I'm being treated like an invalid.
Not by everyone, or all the time, but the trend is definitely in that direction.
Which is hugely depressing.
As some of you will have noticed, recently the weather has been a bit chilly, causing ,some heavy frost, creating dangers for the unsteady on their feet.
Put simply, the risk of having a serious fall has increased. And being the no.1 killer for those of us 'blessed' with Parkinson's, this is no laughing matter.

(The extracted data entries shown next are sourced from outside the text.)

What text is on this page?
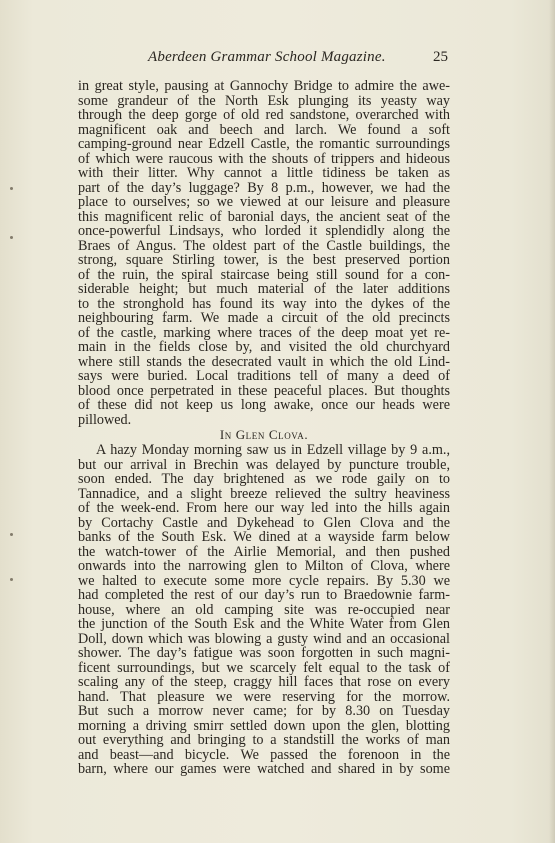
Aberdeen Grammar School Magazine.	25
in great style, pausing at Gannochy Bridge to admire the awe-
some grandeur of the North Esk plunging its yeasty way
through the deep gorge of old red sandstone, overarched with
magnificent oak and beech and larch. We found a soft
camping-ground near Edzell Castle, the romantic surroundings
of which were raucous with the shouts of trippers and hideous
with their litter. Why cannot a little tidiness be taken as
part of the day’s luggage? By 8 p.m., however, we had the
place to ourselves; so we viewed at our leisure and pleasure
this magnificent relic of baronial days, the ancient seat of the
once-powerful Lindsays, who lorded it splendidly along the
Braes of Angus. The oldest part of the Castle buildings, the
strong, square Stirling tower, is the best preserved portion
of the ruin, the spiral staircase being still sound for a con-
siderable height; but much material of the later additions
to the stronghold has found its way into the dykes of the
neighbouring farm. We made a circuit of the old precincts
of the castle, marking where traces of the deep moat yet re-
main in the fields close by, and visited the old churchyard
where still stands the desecrated vault in which the old Lind-
says were buried. Local traditions tell of many a deed of
blood once perpetrated in these peaceful places. But thoughts
of these did not keep us long awake, once our heads were
pillowed.
In Glen Clova.
A hazy Monday morning saw us in Edzell village by 9 a.m.,
but our arrival in Brechin was delayed by puncture trouble,
soon ended. The day brightened as we rode gaily on to
Tannadice, and a slight breeze relieved the sultry heaviness
of the week-end. From here our way led into the hills again
by Cortachy Castle and Dykehead to Glen Clova and the
banks of the South Esk. We dined at a wayside farm below
the watch-tower of the Airlie Memorial, and then pushed
onwards into the narrowing glen to Milton of Clova, where
we halted to execute some more cycle repairs. By 5.30 we
had completed the rest of our day’s run to Braedownie farm-
house, where an old camping site was re-occupied near
the junction of the South Esk and the White Water from Glen
Doll, down which was blowing a gusty wind and an occasional
shower. The day’s fatigue was soon forgotten in such magni-
ficent surroundings, but we scarcely felt equal to the task of
scaling any of the steep, craggy hill faces that rose on every
hand. That pleasure we were reserving for the morrow.
But such a morrow never came; for by 8.30 on Tuesday
morning a driving smirr settled down upon the glen, blotting
out everything and bringing to a standstill the works of man
and beast—and bicycle. We passed the forenoon in the
barn, where our games were watched and shared in by some
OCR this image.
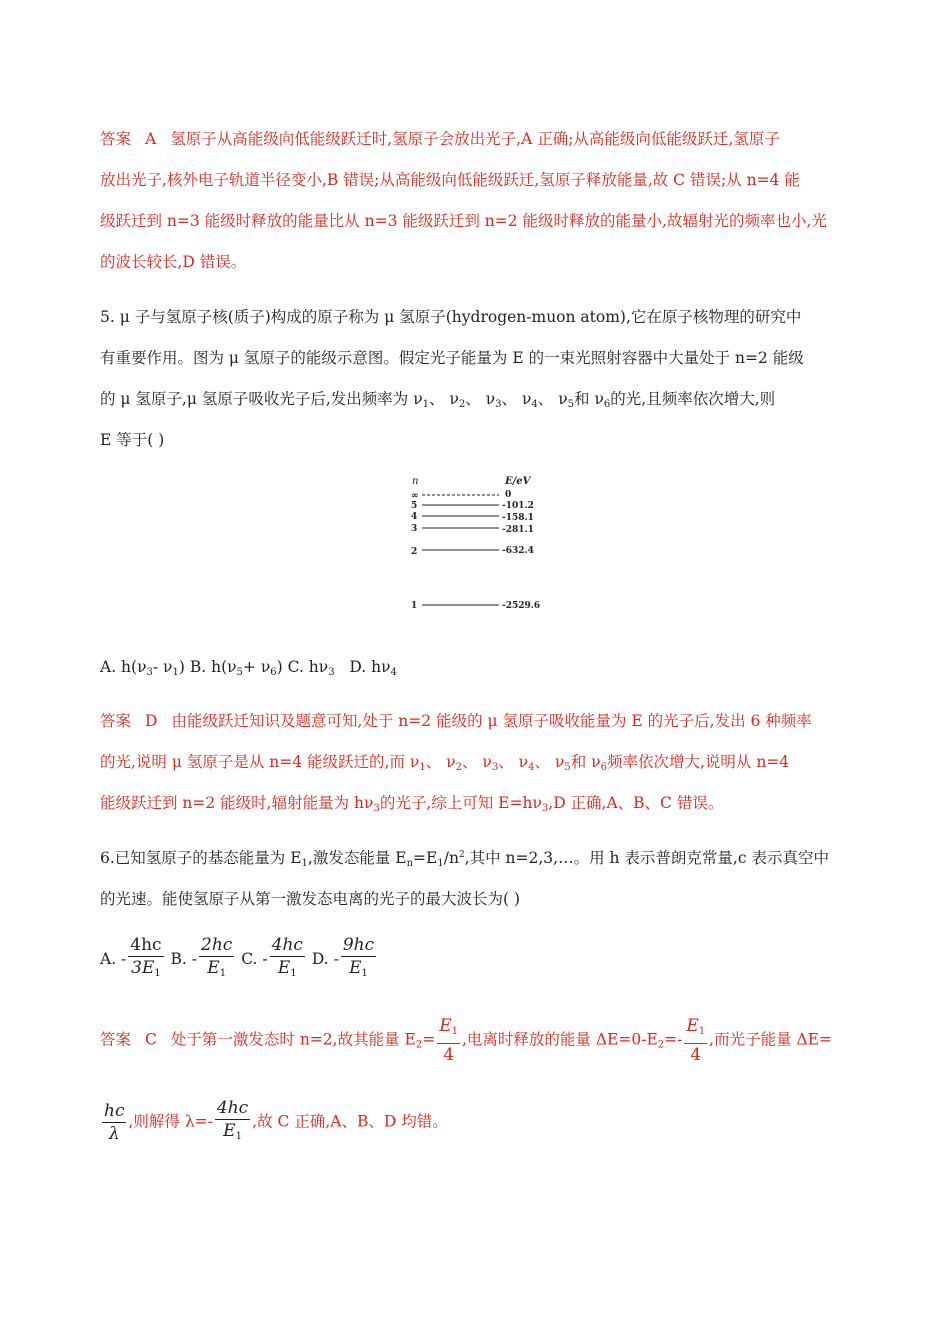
答案 A 氢原子从高能级向低能级跃迁时,氢原子会放出光子,A 正确;从高能级向低能级跃迁,氢原子
放出光子,核外电子轨道半径变小,B 错误;从高能级向低能级跃迁,氢原子释放能量,故 C 错误;从 n=4 能
级跃迁到 n=3 能级时释放的能量比从 n=3 能级跃迁到 n=2 能级时释放的能量小,故辐射光的频率也小,光
的波长较长,D 错误。
5. μ 子与氢原子核(质子)构成的原子称为 μ 氢原子(hydrogen-muon atom),它在原子核物理的研究中
有重要作用。图为 μ 氢原子的能级示意图。假定光子能量为 E 的一束光照射容器中大量处于 n=2 能级
的 μ 氢原子,μ 氢原子吸收光子后,发出频率为 $\nu_1$、 $\nu_2$、 $\nu_3$、 $\nu_4$、 $\nu_5$和 $\nu_6$的光,且频率依次增大,则
E 等于( )
n	E/eV
∞	0
5	-101.2
4	-158.1
3	-281.1
2	-632.4
1	-2529.6
A. $h(\nu_3-$ $\nu_1$) B. $h(\nu_5+ \nu_6)$ C. $h\nu_3$ D. $h\nu_4$
答案 D 由能级跃迁知识及题意可知,处于 n=2 能级的 μ 氢原子吸收能量为 E 的光子后,发出 6 种频率
的光,说明 μ 氢原子是从 n=4 能级跃迁的,而 $\nu_1$、 $\nu_2$、 $\nu_3$、 $\nu_4$、 $\nu_5$和 $\nu_6$频率依次增大,说明从 n=4
能级跃迁到 n=2 能级时,辐射能量为 $h\nu_3$的光子,综上可知 $E=h\nu_3,D$ 正确,A、B、C 错误。
6.已知氢原子的基态能量为 $E_1$,激发态能量 $E_n=E_1/n^2$,其中 n=2,3,…。用 h 表示普朗克常量,c 表示真空中
的光速。能使氢原子从第一激发态电离的光子的最大波长为( )
A. - $\frac{4hc}{3E1} B$. - $\frac{2hc}{E1} C$. - $\frac{4hc}{E1} D$. - $\frac{9hc}{E1}$
答案 C 处于第一激发态时 n=2,故其能量 $E_2= \frac{E1}{4}$ ,电离时释放的能量 $\Delta E=0-E_2=- \frac{E1}{4}$ ,而光子能量 ΔE=
$\frac{hc}{\lambda}$ ,则解得 $\lambda=- \frac{4hc}{E1}$ ,故 C 正确,A、B、D 均错。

I was happy to be careful as smacking the pavement with my face, wasn't on my 'to do ' list.
I'm no great fan of pain.
But it would appear that some weren't happy with my efforts.
I didn't allow the cold and frost to trap me in my home however, I had business to do and was determined to finish it. I was visiting a shop and one of the senior staff pre warned of my visit, came out of the building as I drove up and started giving me advice on being careful, especially when walking on the bits of decking around the entrance.
It was when he started holding my arm to guide me down the stairs that I knew that people had now categorised me as disabled.
And things had gone to far.
I don't want to appear ungrateful, but I would prefer not to be publicly treated like this, I felt like I was the towns, invalid clown.
I am not yet past it. I still do a full session in the gym. I'm not needing someone to hold my arm.
My wife, bless her, almost appears to be searching for an excuse to treat me like an invalid, all from the best motives
Attempts are made to help me in and out of the car . Offers are made to clean me whilst I shower. How much more humiliating can it get?
But she means well and I have slowed down. Some things have got worse in the last five years.